Wordsworth and the Critics is manifestly the product of a lifetime's devotion to its subject. Thomas F. Rattigan Professor of English at Boston College, Mahoney is well-known among students and colleagues for his outstanding pedagogy, and among romanticists in general for his extensive scholarship on the poet and his influence, including a previous book, Wordsworth: A Poetic Life (New York: Fordham UP, 1997). Mahoney's expansive range is displayed to advantage in this book, which traces the response to Wordsworth's poetry, private as well as public, from the first appearance of An Evening Walk and Descriptive Sketches in 1793 to the work of David Bromwich, Kenneth Johnston, and Robert Ryan in 1998.

Mahoney identifies five major stages in the evolution of the poet's reputation over the last two centuries: Early Responses (contemporaneous), Victorian, Early Twentieth-Century (relative principally to the New Criticism), Theoretical (relative mainly to the impact of poststructuralism and New Historicism), and Late Twentieth-Century (a sudden proliferation of approaches and subfields). Many of the developments within each of these stages, such as the early notion of Wordsworth as an "egotistical" poet, or Victorian idealizations of the poet as sage and physician, or New Historicism's version of the poet-advocate of a "Romantic Ideology," will prove familiar to Wordsworthians. It is helpful, however, to see more precisely how these images of the poet emerged and developed within each stage, to be introduced anew to the written sources contributing to them, and to be reminded of the critical traditions with which each succeeding generation of critics engaged. One of the great virtues of this volume, moreover, is the author's modest, even-handed, and temperate approach, a model of scholarly disinterestedness and probity that serves his purpose well.

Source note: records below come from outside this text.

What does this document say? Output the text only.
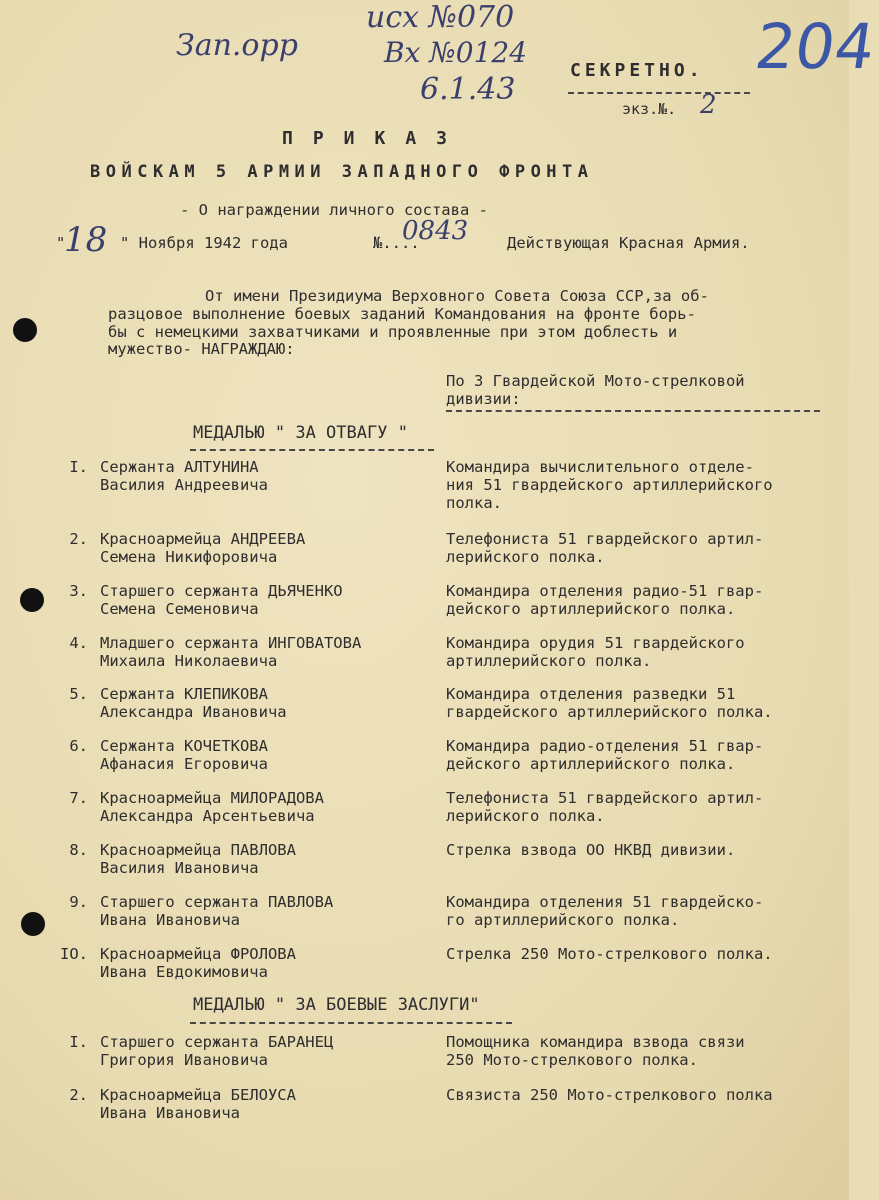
Зап.орр
исх №070
Вх №0124
6.1.43
204
СЕКРЕТНО.
экз.№. 2
ПРИКАЗ
ВОЙСКАМ 5 АРМИИ ЗАПАДНОГО ФРОНТА
- О награждении личного состава -
"
18 " Ноября 1942 года	№....
0843	Действующая Красная Армия.
От имени Президиума Верховного Совета Союза ССР,за об-
разцовое выполнение боевых заданий Командования на фронте борь-
бы с немецкими захватчиками и проявленные при этом доблесть и
мужество- НАГРАЖДАЮ:
По 3 Гвардейской Мото-стрелковой
дивизии:
МЕДАЛЬЮ " ЗА ОТВАГУ "
МЕДАЛЬЮ " ЗА БОЕВЫЕ ЗАСЛУГИ"
I. Сержанта АЛТУНИНА
Василия Андреевича
Командира вычислительного отделе-
ния 51 гвардейского артиллерийского
полка.
2. Красноармейца АНДРЕЕВА
Семена Никифоровича
Телефониста 51 гвардейского артил-
лерийского полка.
3. Старшего сержанта ДЬЯЧЕНКО
Семена Семеновича
Командира отделения радио-51 гвар-
дейского артиллерийского полка.
4. Младшего сержанта ИНГОВАТОВА
Михаила Николаевича
Командира орудия 51 гвардейского
артиллерийского полка.
5. Сержанта КЛЕПИКОВА
Александра Ивановича
Командира отделения разведки 51
гвардейского артиллерийского полка.
6. Сержанта КОЧЕТКОВА
Афанасия Егоровича
Командира радио-отделения 51 гвар-
дейского артиллерийского полка.
7. Красноармейца МИЛОРАДОВА
Александра Арсентьевича
Телефониста 51 гвардейского артил-
лерийского полка.
8. Красноармейца ПАВЛОВА
Василия Ивановича
Стрелка взвода ОО НКВД дивизии.
9. Старшего сержанта ПАВЛОВА
Ивана Ивановича
Командира отделения 51 гвардейско-
го артиллерийского полка.
IO. Красноармейца ФРОЛОВА
Ивана Евдокимовича
Стрелка 250 Мото-стрелкового полка.
I. Старшего сержанта БАРАНЕЦ
Григория Ивановича
Помощника командира взвода связи
250 Мото-стрелкового полка.
2. Красноармейца БЕЛОУСА
Ивана Ивановича
Связиста 250 Мото-стрелкового полка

Wordsworth and the Critics is an important contribution to Wordsworthian criticism, especially coming as it does at a moment in our professional history when our sense of identity as romanticists (and under that rubric, as sub-specialists in one or another writer, approach, literary theory, or area history), is undergoing a profound reassessment in the face of Kroeber's ever-augmenting "plenitude." While Mahoney's comprehensive familiarity with Wordsworthian criticism, early and late, includes one or two merely nodding acquaintances (the material on deconstruction and poststructuralism is thin), his book provides a historical baseline for both mature scholars and beginning researchers in the field. More than an annotated bibliography of Wordsworth criticism, it is a historical portrait of the artist in the full-length mirror of that criticism.

CHARLES J. RZEPKA, Professor of English at Boston University, is the author of Sacramental Commodities: Gift, Text, and the Sublime in De Quincey (1995) and The Self as Mind: Vision and Identity in Wordsworth, Coleridge, and Keats (1986), as well as numerous articles on romanticism and popular culture. He is currently at work on a cultural history of detective fiction.